Hanya kata penyesalan yang terucap dari mulut salah satu ABK PMI bernama Novantino (22).
Pria asal Kediri, Jatim ini tahu betul apa yang dialami dan dirasakannya bersama 21 rekannya saat bekerja di atas kapal itu.
Sore itu sesaat setelah melangkah keluar dari dalam kapal perbudakan itu menuju dermaga Lanal, mereka langsung dikumpulkan.
Tas ranselnya pun diturunkan satu persatu.
Mereka istirahat sejenak menunggu pemeriksaan kesehatan.

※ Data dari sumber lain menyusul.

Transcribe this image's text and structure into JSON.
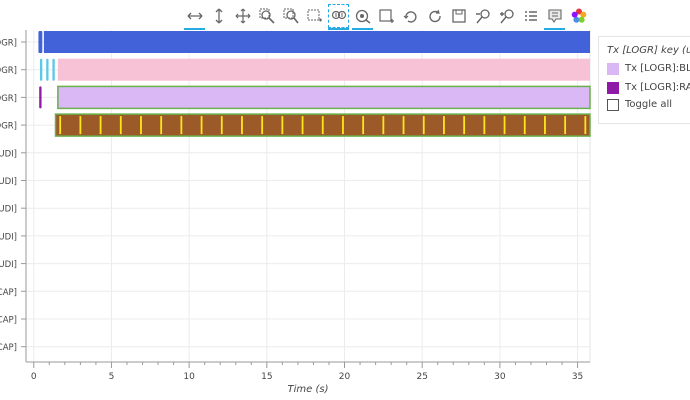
{
  "toolbar": {
    "tools": [
      {
        "name": "xpan-tool-icon",
        "active": true
      },
      {
        "name": "ypan-tool-icon",
        "active": false
      },
      {
        "name": "pan-tool-icon",
        "active": false
      },
      {
        "name": "zoom-in-box-icon",
        "active": false
      },
      {
        "name": "zoom-out-box-icon",
        "active": false
      },
      {
        "name": "box-select-icon",
        "active": false
      },
      {
        "name": "wheel-zoom-icon",
        "active": true,
        "dashed": true
      },
      {
        "name": "reset-zoom-icon",
        "active": true
      },
      {
        "name": "box-add-icon",
        "active": false
      },
      {
        "name": "undo-icon",
        "active": false
      },
      {
        "name": "redo-icon",
        "active": false
      },
      {
        "name": "save-icon",
        "active": false
      },
      {
        "name": "zoom-out-icon",
        "active": false
      },
      {
        "name": "zoom-in-icon",
        "active": false
      },
      {
        "name": "legend-list-icon",
        "active": false
      },
      {
        "name": "hover-tooltip-icon",
        "active": true
      },
      {
        "name": "bokeh-logo-icon",
        "active": false
      }
    ]
  },
  "legend": {
    "title": "Tx [LOGR] key (us",
    "items": [
      {
        "label": "Tx [LOGR]:BL",
        "color": "#d9b8f5"
      },
      {
        "label": "Tx [LOGR]:RA",
        "color": "#8e1aa6"
      }
    ],
    "toggle_label": "Toggle all"
  },
  "chart_data": {
    "type": "timeline",
    "xlabel": "Time (s)",
    "ylabel": "",
    "xlim": [
      -0.5,
      35.8
    ],
    "xticks": [
      0,
      5,
      10,
      15,
      20,
      25,
      30,
      35
    ],
    "grid": true,
    "legend_position": "right",
    "rows": [
      {
        "label": "OGR]",
        "bars": [
          {
            "start": 0.3,
            "end": 0.55,
            "color": "#4162d9"
          },
          {
            "start": 0.65,
            "end": 35.8,
            "color": "#4162d9"
          }
        ]
      },
      {
        "label": "OGR]",
        "bars": [
          {
            "start": 0.4,
            "end": 0.55,
            "color": "#5bc8e8"
          },
          {
            "start": 0.8,
            "end": 0.95,
            "color": "#5bc8e8"
          },
          {
            "start": 1.2,
            "end": 1.35,
            "color": "#5bc8e8"
          },
          {
            "start": 1.55,
            "end": 35.8,
            "color": "#f8c2d6"
          }
        ]
      },
      {
        "label": "OGR]",
        "bars": [
          {
            "start": 0.35,
            "end": 0.5,
            "color": "#8e1aa6"
          },
          {
            "start": 1.55,
            "end": 35.8,
            "color": "#d9b8f5",
            "outline": "#6ab04c"
          }
        ]
      },
      {
        "label": "OGR]",
        "bars": [
          {
            "start": 1.4,
            "end": 35.8,
            "color": "#9b5a28",
            "outline": "#6ab04c",
            "stripes": "#ffe619",
            "stripe_step": 1.3
          }
        ]
      },
      {
        "label": "UDI]",
        "bars": []
      },
      {
        "label": "UDI]",
        "bars": []
      },
      {
        "label": "UDI]",
        "bars": []
      },
      {
        "label": "UDI]",
        "bars": []
      },
      {
        "label": "UDI]",
        "bars": []
      },
      {
        "label": "CAP]",
        "bars": []
      },
      {
        "label": "CAP]",
        "bars": []
      },
      {
        "label": "CAP]",
        "bars": []
      }
    ]
  }
}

Kepada Tribunbatam.id, satu-satu mereka mengungkap cerita pengalaman yang dilaluinya.
"Tidak ada cerita pengalaman baik, hanya kepedihan yang kami lalui bekerja di kapal itu, bukan cuma saya. Semua kami merasakan hal yang sama," kata Siswandi, ABK asal Jakarta.
Siswandi terlihat tersenyum kecut, kulit wajahnya pun terlihat hitam gosong dan matanya merah.
Ia tampak terlihat geram.
Begitu juga dengan Didi Nuriza, rekan Siswandi.
Pria asal Pemalang, Jatim itu juga jadi korban perbudakan kapal Lu Huang Yuan Yu 117.
Tujuh bulan bukanlah waktu yang singkat bagi mereka untuk menahan berbagai kepedihan hidup di tengah laut di perairan lintas negara mencari ikan dan cumi.
"Kerja tak kenal waktu, makan seadanya. Waktu istirahat terbatas, dipaksa dengan upah tidak sepadan. Itulah yang saya alami dan rasakan," ujar Didi.
Sembari duduk beralaskan semen bangunan dermaga Lanal, Didi terus bercerita bahwa kehidupan di dalam kapal tidak teratur, amburadul.
"Kalau bisa melawan, sudah kulawan. Kalau bisa minta pulang, satu bulan pertama kerja saya pengen langsung pulang. Hanya saja kapal yang kami tumpangi ini terus berlayar," kata Didi.
Menurut Didi, itu sama saja dengan perbudakan.
"Kenapa demikian? Karena kami kerja dipaksa dan tidak manusiawi," katanya.
Mereka juga mengaku pekerjaan mereka tidak sesuai dengan kontrak awal bekerja.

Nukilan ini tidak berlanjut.